Everyone is a leader. Even our most junior teammates lead. While your individual sphere of influence changes based upon your position in an organization, as well as who you spend time with in your personal life, we all lead. My challenge to you is to make the most of every opportunity to grow as a leader, and if you haven't already, deliberately consider what kind of leader you strive to be.


It is a good practice to use the leadership characteristics of the people around you that you do or do not want to emulate. However, it is also important to select a foundation for your leadership style as a guide for your path. I frame leadership foundations in terms of being a multiplier or a diminisher. Interestingly, multipliers and diminishers have similar traits and characteristics. However, when these traits are applied, they produce drastically different outcomes.


Multipliers use expertise and knowledge to stretch the team and push it to grow in ways and areas they haven't previously explored. While it isn't always a comfortable feeling, multipliers challenge and disrupt the status quo in a respectful, team-oriented way. They ask focused questions in order to collaborate in finding the best solution. They start debates to foster engagement by all team members. Multipliers use positive methods to help people bring out the best in themselves and the team in order to increase productivity.

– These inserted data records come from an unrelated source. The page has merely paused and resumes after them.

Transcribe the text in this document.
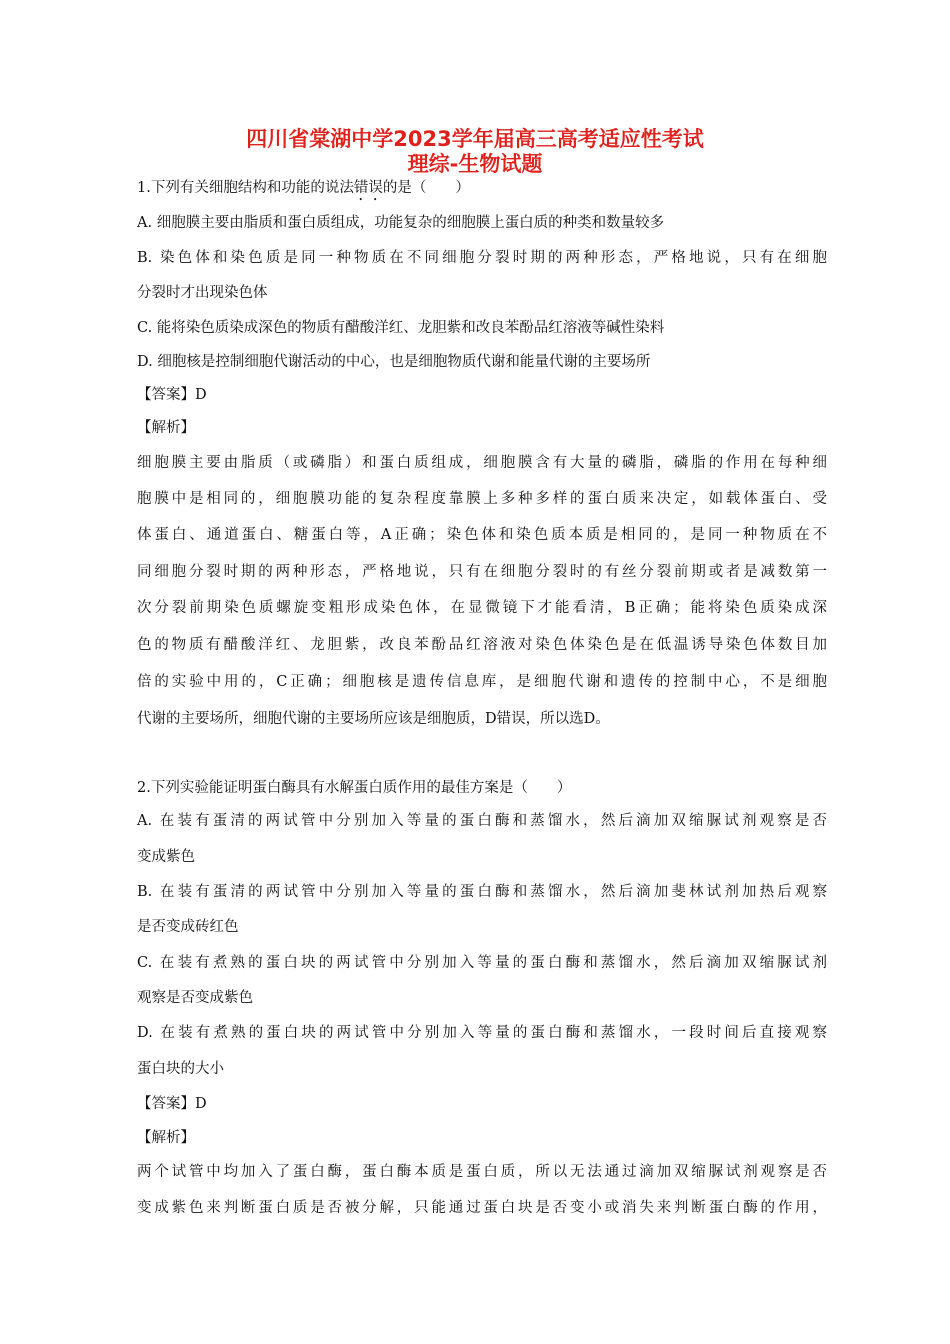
四川省棠湖中学2023学年届高三高考适应性考试
理综-生物试题
1.下列有关细胞结构和功能的说法错误的是（　　）
A. 细胞膜主要由脂质和蛋白质组成，功能复杂的细胞膜上蛋白质的种类和数量较多
B. 染色体和染色质是同一种物质在不同细胞分裂时期的两种形态，严格地说，只有在细胞
分裂时才出现染色体
C. 能将染色质染成深色的物质有醋酸洋红、龙胆紫和改良苯酚品红溶液等碱性染料
D. 细胞核是控制细胞代谢活动的中心，也是细胞物质代谢和能量代谢的主要场所
【答案】D
【解析】
细胞膜主要由脂质（或磷脂）和蛋白质组成，细胞膜含有大量的磷脂，磷脂的作用在每种细
胞膜中是相同的，细胞膜功能的复杂程度靠膜上多种多样的蛋白质来决定，如载体蛋白、受
体蛋白、通道蛋白、糖蛋白等，A正确；染色体和染色质本质是相同的，是同一种物质在不
同细胞分裂时期的两种形态，严格地说，只有在细胞分裂时的有丝分裂前期或者是减数第一
次分裂前期染色质螺旋变粗形成染色体，在显微镜下才能看清，B正确；能将染色质染成深
色的物质有醋酸洋红、龙胆紫，改良苯酚品红溶液对染色体染色是在低温诱导染色体数目加
倍的实验中用的，C正确；细胞核是遗传信息库，是细胞代谢和遗传的控制中心，不是细胞
代谢的主要场所，细胞代谢的主要场所应该是细胞质，D错误，所以选D。
2.下列实验能证明蛋白酶具有水解蛋白质作用的最佳方案是（　　）
A. 在装有蛋清的两试管中分别加入等量的蛋白酶和蒸馏水，然后滴加双缩脲试剂观察是否
变成紫色
B. 在装有蛋清的两试管中分别加入等量的蛋白酶和蒸馏水，然后滴加斐林试剂加热后观察
是否变成砖红色
C. 在装有煮熟的蛋白块的两试管中分别加入等量的蛋白酶和蒸馏水，然后滴加双缩脲试剂
观察是否变成紫色
D. 在装有煮熟的蛋白块的两试管中分别加入等量的蛋白酶和蒸馏水，一段时间后直接观察
蛋白块的大小
【答案】D
【解析】
两个试管中均加入了蛋白酶，蛋白酶本质是蛋白质，所以无法通过滴加双缩脲试剂观察是否
变成紫色来判断蛋白质是否被分解，只能通过蛋白块是否变小或消失来判断蛋白酶的作用，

A diminisher is a person who, similar to a multiplier, shares expertise and knowledge while asking challenging questions. However, they do so in a way that belittles others in order to increase their own power. Diminishers need to feel as if they are the smartest person in the room. A diminisher may still get results, but productivity is reduced due to teammates feeling "shut down" after providing ideas.


One way to analyze your leadership style is to evaluate your team culture. Individuals who work for diminishers feel exhausted and frustrated. People who work for multipliers can feel exhausted, yet motivated.


A common concern we all hear about our Air Force is we try to "do more with less." However, while we may never be able to truly do more with less, we can lead others in a way that "multiplies" their contributions and teaches them how to do the same with others.